Um 20:30 wurde dann zur Versammlung in den Vortragssaal gebeten, der bei enger Bestuhlung grade alle Teilnehmer/Innen fasste. Ein Blick auf das Publikum offenbarte, dass alle Altersstufen vorhanden waren; insbesondere auch die höheren Semester waren zahlreich vertreten. Zur Einstimmung lief ein Filmtrailer vom GOL 2012 und den Folgejahren von Janin und Fidi Tscheschel, gefolgt von einer Darbietung des Großen Oldenburger Liegeradchores. Regine Meyer und Rüdiger Jürgens trugen Sketche vor: Ihr Motiv von der «pissgeilen Schaltung für einen Arsch voll Geld» bleibt als derbe Satire zum ausufernden Technizismus in Erinnerung. In einem anderen Stück wurde der überinformierte Kunde eines Zweiradladens schonungslos parodiert. Ein weiterer Film-Beitrag von Fidi und Janin demonstrierte anschließend die praktische Ermittlung kinematischer Grenzbereiche eines dreispurigen Knicklenkers. In der nachfolgenden von Dieter gehaltenen Festrede wurden u. a. Buchpreise (Bett & Bike) für die früheste Anmeldung (1. Feb.) und die weiteste Anreise per Rad (700 km) vergeben; das schmutzigste Rad wurde mit einem Kleingebinde «Radglanz» gewürdigt. Gewinner GOL-SUP-Cup ist Christian Kahlmeier, der als Preis eine Ortlieb Fahrradpacktasche erhielt. Applaus brandete für die mit 85 Jahren älteste Teilnehmerin Inge Heitland auf. Zum Ausklang warf Hans kunstvoll überblendete Szenen des Tages an die Leinwand und entließ mit diesen Erinnerungen das Publikum zum geselligen Trunk.

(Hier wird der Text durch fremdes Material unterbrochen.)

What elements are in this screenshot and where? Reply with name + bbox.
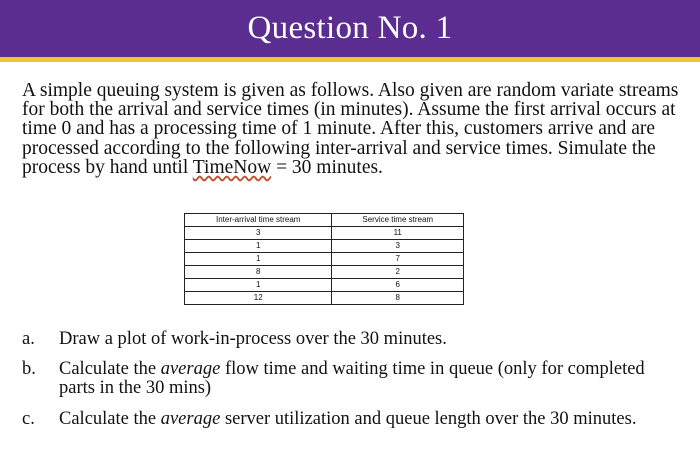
service-cell: 11 [332, 227, 464, 240]
intro-text: A simple queuing system is given as follows. Also given are random variate streams for both the arrival and service times (in minutes). Assume the first arrival occurs at time 0 and has a processing time of 1 minute. After this, customers arrive and are processed according to the following inter-arrival and service times. Simulate the process by hand until [22, 80, 679, 178]
item-letter: a. [22, 329, 35, 349]
intro-text-end: = 30 minutes. [271, 156, 383, 178]
table-row [185, 292, 464, 305]
interarrival-cell: 1 [185, 279, 332, 292]
column-header-service: Service time stream [332, 214, 464, 227]
item-text-part: Calculate the [59, 359, 161, 379]
timenow-term: TimeNow [192, 156, 272, 178]
item-text-part: Calculate the [59, 409, 161, 429]
service-cell: 2 [332, 266, 464, 279]
item-text-part: server utilization and queue length over the 30 minutes. [220, 409, 637, 429]
item-text [59, 330, 679, 349]
service-cell: 8 [332, 292, 464, 305]
service-cell: 3 [332, 240, 464, 253]
column-header-interarrival: Inter-arrival time stream [185, 214, 332, 227]
table-header-row [185, 214, 464, 227]
item-text [59, 360, 679, 397]
item-text [59, 410, 679, 429]
random-streams-table [184, 213, 464, 305]
service-cell: 7 [332, 253, 464, 266]
table-row [185, 279, 464, 292]
table-row [185, 240, 464, 253]
table-row [185, 227, 464, 240]
table-row [185, 253, 464, 266]
interarrival-cell: 8 [185, 266, 332, 279]
interarrival-cell: 3 [185, 227, 332, 240]
table-row [185, 266, 464, 279]
service-cell: 6 [332, 279, 464, 292]
page-title: Question No. 1 [247, 10, 453, 46]
interarrival-cell: 1 [185, 240, 332, 253]
item-letter: c. [22, 409, 35, 429]
interarrival-cell: 12 [185, 292, 332, 305]
item-emphasis: average [160, 359, 221, 379]
item-emphasis: average [160, 409, 221, 429]
item-text-part: Draw a plot of work-in-process over the 30 minutes. [59, 329, 447, 349]
interarrival-cell: 1 [185, 253, 332, 266]
item-text-part: flow time and waiting time in queue (only for completed parts in the 30 mins) [59, 359, 645, 398]
title-banner [0, 0, 700, 62]
problem-statement [22, 81, 684, 177]
item-letter: b. [22, 359, 36, 379]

Am Sonntag verabschiedete man zunächst einige Gäste, vornehmlich jene aus den Niederlanden und Dänemark, um danach im kleineren Verband eine Ausfahrt die Hunte aufwärts anzutreten. Nach 17 km erreichte die Gruppe das Melkhus Achternmeer. Hier wurde das GOL 2016 offiziell beendet. Der Standort bot günstige Routen für die Heimreise nach Bremen oder Leer und die Chance sich zuvor noch einmal kulinarisch verwöhnen zu lassen. Ein merklich kleinerer Trupp fuhr also wieder zurück zur «Kaserne». Während das Orga-Team mit den Helfern bei Kaffee und Kuchen dort ein erstes Resümee zog, bauten die letzten Gäste ihre von der Nachmittagssonne getrockneten Zelte ab – schon in Gedanken an das nächste GOL.
Zusammenfassung
Ein sehr solide und umsichtig organisiertes Treffen mit überregionaler Ausstrahlung, ausgerichtet von einem engagierten und großen Team an einem vortrefflich geeigneten Ort (der allerdings mit 140 Teilnehmern sein Limit erreicht) in einer HPV-freundlichen Stadt mit attraktiven Ausflugszielen im Umfeld. Im Gegensatz zu den Veranstaltungen des HPV-Sports ein Ereignis, das mehrere Generationen über ein gemeinsames Hobby zu verbinden vermag. Die hohe Zahl der Gäste deutet auf den Wert solcher Zusammenkünfte hin und bereitet Vorfreude auf das 3. GOL 2020. Der HPV-Verein dankt dem von Hanna und Dieter geführtem Orga-Team, sowie allen 29 Helferinnen und Helfern für dieses famose Wochenende!
aus: IB 191 – Text: Jan Kranczoch
Nachtrag – Geschichte und Personen des GOL
2011 besuchte eine Delegation aus Oldenburg das Velomobiltreffen in Aurich. Dies war hervorragend organisiert, hatte aber nur 15 Teilnehmer/Innen. Auf der Rückreise fassten Hanna Brunkhorst und Dieter Hannemann den Beschluss, ein ähnliches Meeting in Oldenburg anzubieten. Sogleich wurden Daniela (EDV und Anmeldung) und Florian Festi in das Vorhaben eingeweiht und sagten ihre Unterstützung zu; später ebenso Martin Klostermann als Kassenwart und Tourenplaner. Schon im nächsten Sommer gab es das 1. GOL – seither findet Olympia immer im GOL-Jahr statt! Heiko Stebbe und Hans Mayer sind für Workshpos und mediale Dokumentation feste Größen im Team, 2016 kam Fidi Tscheschel noch dazu. Thomas Ribbrock (NL) und Dirk Bonne (DK) die Ansprechpartner für Interessenten in den Nachbarländern.